Sé, porque en el libro que de nosotros habla se cuenta, que me envió una carta con el señor Sancho Panza. Por lo que parece y como ya sabrá (porque todos saben lo ocurrido), su escudero olvidó la misiva que le dictó y nunca pudo dármela porque, además, aunque llevaba las señas bien explicadas, no encontró mi casa, jamás me vio… No se enfade con él, que no lo hizo con malicia, pero sepa vuesa merced que sus palabras nunca llegaron a mis manos y que si sé las cosas tan bellas que me decía (día de mi noche, gloria de mi pena, norte de mis caminos, estrella de mi ventura…), es porque otros me las han leído: los que me quieren, para darme gusto; quienes no, para burlarse.
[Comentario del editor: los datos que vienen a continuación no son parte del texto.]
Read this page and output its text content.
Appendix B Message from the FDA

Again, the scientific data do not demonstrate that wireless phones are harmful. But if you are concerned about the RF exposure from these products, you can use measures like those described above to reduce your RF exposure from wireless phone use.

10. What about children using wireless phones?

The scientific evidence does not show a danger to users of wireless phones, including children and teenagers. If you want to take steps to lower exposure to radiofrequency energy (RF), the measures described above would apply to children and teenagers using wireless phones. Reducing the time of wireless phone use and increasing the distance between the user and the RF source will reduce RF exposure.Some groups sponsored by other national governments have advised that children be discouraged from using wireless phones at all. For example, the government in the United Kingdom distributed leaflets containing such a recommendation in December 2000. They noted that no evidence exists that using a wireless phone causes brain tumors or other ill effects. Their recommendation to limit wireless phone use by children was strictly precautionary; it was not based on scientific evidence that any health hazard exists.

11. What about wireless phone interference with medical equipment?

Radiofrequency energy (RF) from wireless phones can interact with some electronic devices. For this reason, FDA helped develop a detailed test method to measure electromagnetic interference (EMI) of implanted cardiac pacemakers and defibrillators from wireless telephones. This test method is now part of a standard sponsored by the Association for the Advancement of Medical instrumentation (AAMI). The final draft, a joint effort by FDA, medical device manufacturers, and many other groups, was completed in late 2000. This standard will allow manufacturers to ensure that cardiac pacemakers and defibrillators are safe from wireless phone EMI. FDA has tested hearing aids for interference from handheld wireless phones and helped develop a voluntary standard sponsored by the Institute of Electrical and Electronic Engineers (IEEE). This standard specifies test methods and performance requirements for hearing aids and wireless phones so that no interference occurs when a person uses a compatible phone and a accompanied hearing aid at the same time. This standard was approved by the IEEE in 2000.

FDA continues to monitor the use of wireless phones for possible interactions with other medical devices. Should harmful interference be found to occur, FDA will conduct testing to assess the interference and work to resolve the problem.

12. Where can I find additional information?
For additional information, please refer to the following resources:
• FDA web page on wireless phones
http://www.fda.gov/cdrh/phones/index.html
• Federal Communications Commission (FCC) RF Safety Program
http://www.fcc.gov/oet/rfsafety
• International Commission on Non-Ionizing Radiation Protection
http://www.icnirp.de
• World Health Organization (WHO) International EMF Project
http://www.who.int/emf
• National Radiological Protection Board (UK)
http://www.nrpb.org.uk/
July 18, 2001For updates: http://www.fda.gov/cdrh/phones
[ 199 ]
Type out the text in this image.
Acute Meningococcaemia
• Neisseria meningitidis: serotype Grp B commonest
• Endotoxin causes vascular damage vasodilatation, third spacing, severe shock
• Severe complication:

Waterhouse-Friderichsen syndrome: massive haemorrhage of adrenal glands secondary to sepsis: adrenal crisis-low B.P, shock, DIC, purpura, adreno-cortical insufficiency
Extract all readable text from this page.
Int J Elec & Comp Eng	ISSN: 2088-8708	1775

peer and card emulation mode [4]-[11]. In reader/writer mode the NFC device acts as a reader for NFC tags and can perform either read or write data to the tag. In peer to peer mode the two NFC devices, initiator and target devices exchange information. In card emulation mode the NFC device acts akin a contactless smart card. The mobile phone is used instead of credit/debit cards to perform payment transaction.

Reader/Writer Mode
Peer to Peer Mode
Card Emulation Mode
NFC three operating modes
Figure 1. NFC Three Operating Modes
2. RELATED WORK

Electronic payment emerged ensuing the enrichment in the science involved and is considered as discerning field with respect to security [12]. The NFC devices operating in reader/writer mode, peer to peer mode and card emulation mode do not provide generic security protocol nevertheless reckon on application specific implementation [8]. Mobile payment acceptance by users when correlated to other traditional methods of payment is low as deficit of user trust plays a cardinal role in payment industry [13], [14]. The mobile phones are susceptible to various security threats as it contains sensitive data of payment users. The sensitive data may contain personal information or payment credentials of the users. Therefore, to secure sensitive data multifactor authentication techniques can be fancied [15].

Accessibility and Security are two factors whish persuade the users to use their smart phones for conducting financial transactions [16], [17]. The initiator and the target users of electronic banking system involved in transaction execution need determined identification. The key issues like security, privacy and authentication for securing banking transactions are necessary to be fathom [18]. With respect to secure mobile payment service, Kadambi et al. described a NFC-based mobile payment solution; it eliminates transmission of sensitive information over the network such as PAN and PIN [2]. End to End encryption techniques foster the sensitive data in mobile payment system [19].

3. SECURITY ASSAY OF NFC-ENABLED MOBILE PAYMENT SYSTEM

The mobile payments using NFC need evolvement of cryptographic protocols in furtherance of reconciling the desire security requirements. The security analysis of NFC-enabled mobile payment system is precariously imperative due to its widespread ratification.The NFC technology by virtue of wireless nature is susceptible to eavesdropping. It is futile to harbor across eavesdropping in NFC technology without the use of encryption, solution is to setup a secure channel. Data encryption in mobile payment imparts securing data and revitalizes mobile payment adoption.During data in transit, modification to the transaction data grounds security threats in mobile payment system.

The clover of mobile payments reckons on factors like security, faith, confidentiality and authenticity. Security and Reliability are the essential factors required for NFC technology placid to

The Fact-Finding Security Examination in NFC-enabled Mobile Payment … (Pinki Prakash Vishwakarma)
Y sepa también, ya de paso, que tampoco vinieron a postrarse a mis pies las señoras libertadas, los “ginesillos” u otros galeotes, los caballeros vizcaínos ni otros derrotados. Verdad es, Don Alonso, mi señor, que para nada necesito que nadie venga a postrarse a mis pies; y menos que nadie éstos que no saben ser agradecidos con quien tanto bien les hace.

Pues si le escribo es para decirle que no haga caso de lo que digan los libros ni escriban todos los “cides hametes” del mundo, porque yo siempre lo he querido bien y ahora, desde que sé lo que de mí va diciendo por esos reinos de La Mancha, aún le quiero mucho más y dispuesta estoy a ser su enamorada, emperatriz, gran dama o lo que quiera… Más miedo les tengo a mis padres, Lorenzo Corchuelo y Aldonza Nogales, que a todos los encantadores y “merlines” del mundo, y más que a ellos a la soledad a la que me veía condenada en El Toboso por lo de la barba, la cara picada de viruelas, mi buena mano para los puercos y todo lo que espanta a quienes no atinan a verme princesa.

No haga caso, Don Alonso, mi señor, a quienes les lleven la contraria y ámeme siempre, por los libros de los libros, porque por los siglos de los siglos le amaré yo.

Siempre suya,

Aldonza Lorenzo, Dulcinea del Toboso, Emperatriz de la Mancha.